The demand - and supply - of larger and larger meshes present some interesting problems. How do we store and share these meshes? How can we render them quickly in a real-time application? One solution is to simplify the mesh, reducing the number of faces while maintaining similar geometry.

One class of these mesh simplification techniques is to determine an energy function for each edge, then iteratively remove the edge with the least cost. Two seminal works in this area are Progressive Meshes by Hughes Hoppe and Quadric Error Metrics by Michael Garland. The progressive meshes technique introduced a means of storing each edge collapse so that the mesh simplification could be reversed; however, the quadric error meshes technique is much faster. This is a very high-level view of the two techniques - read the papers on the respective authors' websites for more information.

For this project, I implemented a quadric error metrics (QEM) mesh simplification program, and utilized an adaptation of the progressive error metrics structure to make the transformation reversible.

Design Decisions

I made two crucial design decisions when implementing this project. The first decision I made was to not collapse boundary edges; while this limits the number of possible edge collapses, it also allows the mesh to retain its structure and general geometry longer.

The second decision I made was regarding how to store the edge collapses. The primary difficult inherent is determining which faces belong to which vertices once the vertex split has been done (a vertex split is the opposite of an edge collapse). I originally stored the positions of both vertices, the vertex IDs, and the common neighboring vertices (labeled V_left and V_right). In the following diagram, V₀ and V₁ are the vertices of the edge to collapse; V_left and V_right are labeled for clarification.

A potential edge collapse, with relavant vertices labeled.

I then used the heuristic that all faces from V_right to V_left, clockwise, belonged to V₀. This worked well, except for meshes with edge boundaries and non-manifold meshes. Due to this - and in a rush to finish under the deadline - I also store the vertices of every face that belong to V₀. This technique is much more verbose, but also much more resilent.

Results

The following images show a gargoyle mesh, shunk down from 2,000 faces to 250. This transformation can be done in much less than a second.
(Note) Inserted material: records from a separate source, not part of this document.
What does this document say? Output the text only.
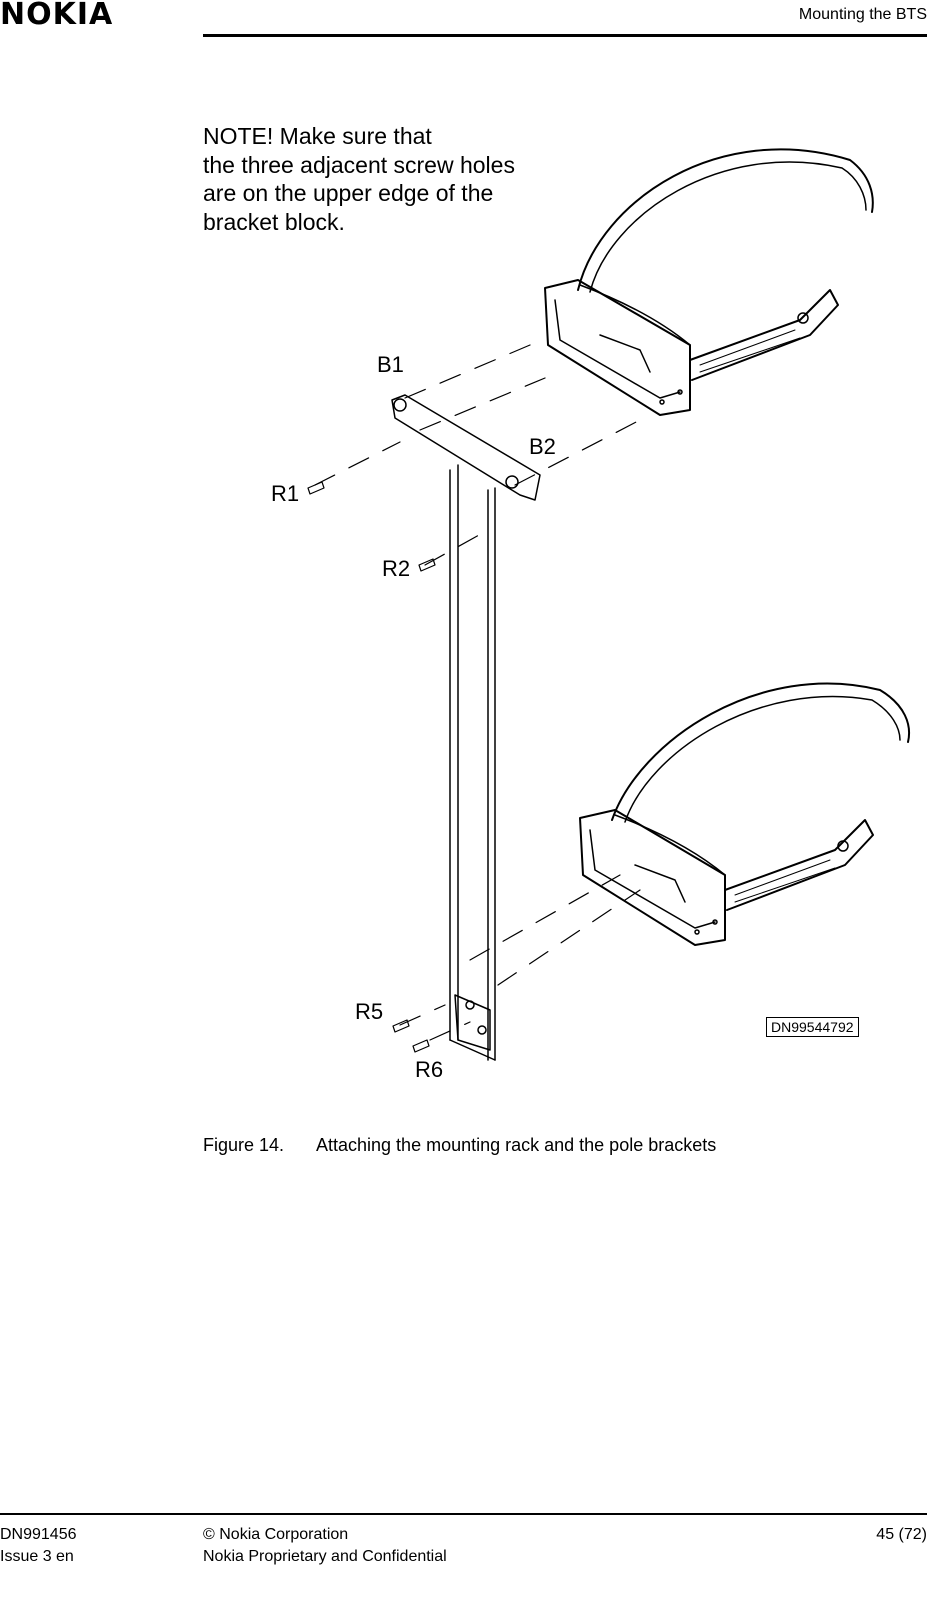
NOKIA	Mounting the BTS
NOTE! Make sure that
the three adjacent screw holes
are on the upper edge of the
bracket block.
B1
B2
R1
R2
R5
R6
DN99544792
Figure 14. Attaching the mounting rack and the pole brackets
DN991456
Issue 3 en
© Nokia Corporation
Nokia Proprietary and Confidential
45 (72)
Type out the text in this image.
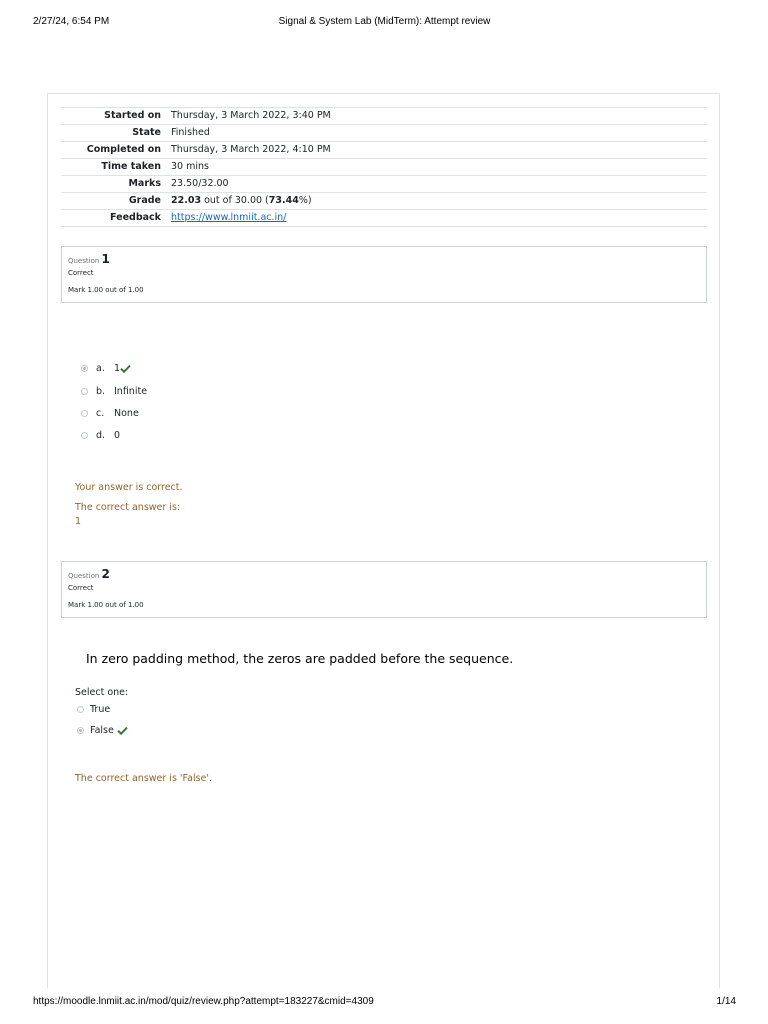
2/27/24, 6:54 PM	Signal & System Lab (MidTerm): Attempt review
Started on	Thursday, 3 March 2022, 3:40 PM
State	Finished
Completed on	Thursday, 3 March 2022, 4:10 PM
Time taken	30 mins
Marks	23.50/32.00
Grade	22.03 out of 30.00 (73.44%)
Feedback	https://www.lnmiit.ac.in/
Question 1
Correct
Mark 1.00 out of 1.00
a. 1
b. Infinite
c. None
d. 0
Your answer is correct.
The correct answer is:
1
Question 2
Correct
Mark 1.00 out of 1.00
In zero padding method, the zeros are padded before the sequence.
Select one:
True
False
The correct answer is 'False'.
https://moodle.lnmiit.ac.in/mod/quiz/review.php?attempt=183227&cmid=4309	1/14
2,000 faces	1,000 faces	500 faces	250 faces

Download

My program may be downloaded and used for educational purposes. The usage is as follows:
pm_njlynch.exe meshFile [shrinkToFaces]

• meshFile: The name of the *.m (or *.pm) file to load.
• shrinkToFaces: Optional; if presented, it will attempt to shrink the input mesh to shrinkToFaces faces.

• 1 - Toggle displaying faces
• 2 - Toggle displaying edges
• r - Removes one edge
• t - Adds one edge (if one or more have been removed).
• s - Saves the file as mesh.pm in the current directory, including all edge collapse data. Sorry about the hard-coded filename. :)
• x - Collapses the mesh to its most minimalist form (least faces).
• q - Quits

DISCLAIMER: This program was created under a deadline with conflicting priorities and last-minute implementation. There are known bugs, some of which will cause strange mesh states, some of which will actually crash the program. Sorry about that. It does work very well in a lot of cases, but it's by no means production-ready.